O Escritório, aqui representado pelo Dr. Cristiano Rosa de Carvalho, Mestre e Doutorando em Direito Tributário pela PUC de São Paulo e Professor de Direito Tributário na PUC/RS , Brasil, com ampla atuação em Direito Tributário e Direito Administrativo.

CONSULTORIA EM DIREITO TRIBUTÁRIO

Nova forma de tributar lucros prejudica resultados das empresas em 2002


            Os acionistas podem se surpreender com o resultado das empresas neste ano. Além dos balanços refletirem a volatilidade do câmbio e a turbulência no mercado financeiro, também registrarão as perdas com a nova forma de tributar os lucros das coligadas no exterior. As cifras a serem pagas ao fisco somam centenas de milhões e podem fazer muitos amargarem prejuízo. Os mais prejudicados serão os bancos e empresas com grande número de operações no exterior.

            Antes, a empresa só precisaria pagar imposto sobre a renda das controladas ou sócias no exterior, se o resultado fosse trazido para o Brasil, ou seja, no momento em que tivesse disponibilidade sobre os recursos. O fisco mudou toda a sistemática na medida provisória 2.158 de 2001, que passa a valer para os resultados obtidos em 2002. Agora, se a companhia é sócia ou controladora de outra no exterior, no momento em que as coligadas registram lucros em outros países, mesmo que estes não ingressem no Brasil, são tributados aqui.

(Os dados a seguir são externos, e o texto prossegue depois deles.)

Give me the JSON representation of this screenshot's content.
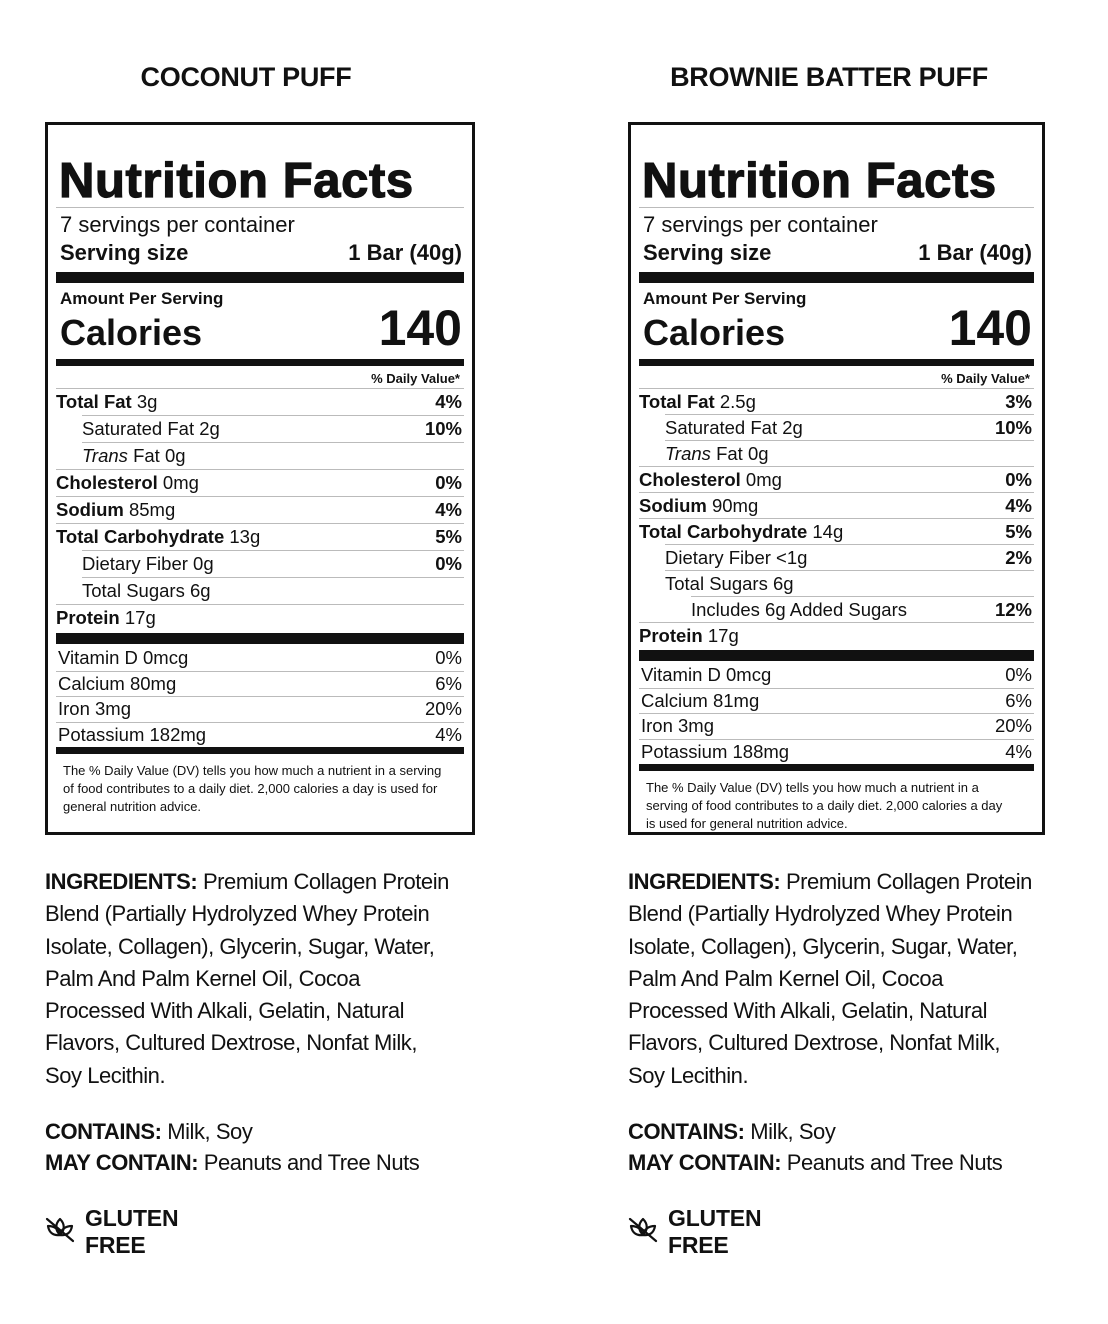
{
  "products": [
    {
      "title": "COCONUT PUFF",
      "nutrition": {
        "heading": "Nutrition Facts",
        "servings": "7 servings per container",
        "serving_size_label": "Serving size",
        "serving_size_value": "1 Bar (40g)",
        "amount_per_serving": "Amount Per Serving",
        "calories_label": "Calories",
        "calories_value": "140",
        "dv_header": "% Daily Value*",
        "rows": [
          {
            "name": "Total Fat",
            "amount": "3g",
            "dv": "4%",
            "bold": true,
            "indent": 0
          },
          {
            "name": "Saturated Fat",
            "amount": "2g",
            "dv": "10%",
            "bold": false,
            "indent": 1
          },
          {
            "italic": "Trans",
            "name": "Fat",
            "amount": "0g",
            "dv": "",
            "bold": false,
            "indent": 1
          },
          {
            "name": "Cholesterol",
            "amount": "0mg",
            "dv": "0%",
            "bold": true,
            "indent": 0
          },
          {
            "name": "Sodium",
            "amount": "85mg",
            "dv": "4%",
            "bold": true,
            "indent": 0
          },
          {
            "name": "Total Carbohydrate",
            "amount": "13g",
            "dv": "5%",
            "bold": true,
            "indent": 0
          },
          {
            "name": "Dietary Fiber",
            "amount": "0g",
            "dv": "0%",
            "bold": false,
            "indent": 1
          },
          {
            "name": "Total Sugars",
            "amount": "6g",
            "dv": "",
            "bold": false,
            "indent": 1
          },
          {
            "name": "Protein",
            "amount": "17g",
            "dv": "",
            "bold": true,
            "indent": 0
          }
        ],
        "vitamins": [
          {
            "name": "Vitamin D 0mcg",
            "dv": "0%"
          },
          {
            "name": "Calcium 80mg",
            "dv": "6%"
          },
          {
            "name": "Iron 3mg",
            "dv": "20%"
          },
          {
            "name": "Potassium 182mg",
            "dv": "4%"
          }
        ],
        "footnote": "The % Daily Value (DV) tells you how much a nutrient in a serving of food contributes to a daily diet. 2,000 calories a day is used for general nutrition advice."
      },
      "ingredients_label": "INGREDIENTS:",
      "ingredients": "Premium Collagen Protein Blend (Partially Hydrolyzed Whey Protein Isolate, Collagen), Glycerin, Sugar, Water, Palm And Palm Kernel Oil, Cocoa Processed With Alkali, Gelatin, Natural Flavors, Cultured Dextrose, Nonfat Milk, Soy Lecithin.",
      "contains_label": "CONTAINS:",
      "contains": "Milk, Soy",
      "may_contain_label": "MAY CONTAIN:",
      "may_contain": "Peanuts and Tree Nuts",
      "badge": {
        "icon": "wheat-icon",
        "label": "GLUTEN FREE"
      }
    },
    {
      "title": "BROWNIE BATTER PUFF",
      "nutrition": {
        "heading": "Nutrition Facts",
        "servings": "7 servings per container",
        "serving_size_label": "Serving size",
        "serving_size_value": "1 Bar (40g)",
        "amount_per_serving": "Amount Per Serving",
        "calories_label": "Calories",
        "calories_value": "140",
        "dv_header": "% Daily Value*",
        "rows": [
          {
            "name": "Total Fat",
            "amount": "2.5g",
            "dv": "3%",
            "bold": true,
            "indent": 0
          },
          {
            "name": "Saturated Fat",
            "amount": "2g",
            "dv": "10%",
            "bold": false,
            "indent": 1
          },
          {
            "italic": "Trans",
            "name": "Fat",
            "amount": "0g",
            "dv": "",
            "bold": false,
            "indent": 1
          },
          {
            "name": "Cholesterol",
            "amount": "0mg",
            "dv": "0%",
            "bold": true,
            "indent": 0
          },
          {
            "name": "Sodium",
            "amount": "90mg",
            "dv": "4%",
            "bold": true,
            "indent": 0
          },
          {
            "name": "Total Carbohydrate",
            "amount": "14g",
            "dv": "5%",
            "bold": true,
            "indent": 0
          },
          {
            "name": "Dietary Fiber",
            "amount": "<1g",
            "dv": "2%",
            "bold": false,
            "indent": 1
          },
          {
            "name": "Total Sugars",
            "amount": "6g",
            "dv": "",
            "bold": false,
            "indent": 1
          },
          {
            "name": "Includes 6g Added Sugars",
            "amount": "",
            "dv": "12%",
            "bold": false,
            "indent": 2
          },
          {
            "name": "Protein",
            "amount": "17g",
            "dv": "",
            "bold": true,
            "indent": 0
          }
        ],
        "vitamins": [
          {
            "name": "Vitamin D 0mcg",
            "dv": "0%"
          },
          {
            "name": "Calcium 81mg",
            "dv": "6%"
          },
          {
            "name": "Iron 3mg",
            "dv": "20%"
          },
          {
            "name": "Potassium 188mg",
            "dv": "4%"
          }
        ],
        "footnote": "The % Daily Value (DV) tells you how much a nutrient in a serving of food contributes to a daily diet. 2,000 calories a day is used for general nutrition advice."
      },
      "ingredients_label": "INGREDIENTS:",
      "ingredients": "Premium Collagen Protein Blend (Partially Hydrolyzed Whey Protein Isolate, Collagen), Glycerin, Sugar, Water, Palm And Palm Kernel Oil, Cocoa Processed With Alkali, Gelatin, Natural Flavors, Cultured Dextrose, Nonfat Milk, Soy Lecithin.",
      "contains_label": "CONTAINS:",
      "contains": "Milk, Soy",
      "may_contain_label": "MAY CONTAIN:",
      "may_contain": "Peanuts and Tree Nuts",
      "badge": {
        "icon": "wheat-icon",
        "label": "GLUTEN FREE"
      }
    }
  ]
}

            "Os impostos incidirão sobre os lucros meramente apurados e não distribuídos pelas controladas e coligadas no exterior. Só pode ser tributada a renda se há disponibilidade sobre esta", explica o advogado Cristiano de Carvalho. Ele é sócio do escritório Carvalho, Machado e Timm Advogados que, através do Portal Acioni$ta (www.acionista.com.br), fornece a visão jurídica sobre operações e negócios de interesse das companhias.

            Carvalho explica que a medida provisória é inconstitucional, pois não leva em conta o conceito de renda. No entanto, o problema é ainda maior. As empresas precisarão pagar o tributo sobre os lucros das coligadas no exterior dos últimos cinco exercícios financeiros. "Sabe-se que, dependendo da conveniência das controladoras residentes no Brasil, muitas vezes esses lucros não são disponibilizados simplesmente para que não haja tributação. Um legítimo planejamento tributário", diz.

            Segundo o advogado a cobrança dos anos anteriores é outra inconstitucionalidade. "Há um princípio expresso na constituição brasileira que proíbe qualquer tributação retroativa. É o mesmo que, por exemplo, uma pessoa tivesse uma conduta lícita qualquer, como beber bebidas alcoólicas e surgisse uma lei que proibisse isso. Ninguém pode ser preso porque nos últimos cinco anos ingeriu bebidas alcoólicas, antes da vigência da lei", justifica.

            Já foram tomadas uma série de medidas judiciais contra a MP e há uma ação direta de inconstitucionalidade. "É muito provável que o Judiciário não acolha a pretensão fazendária, mas até que isso aconteça, principalmente através de decisão pelo Supremo Tribunal Federal, o Fisco vai seguir cobrando, afirma Carvalho".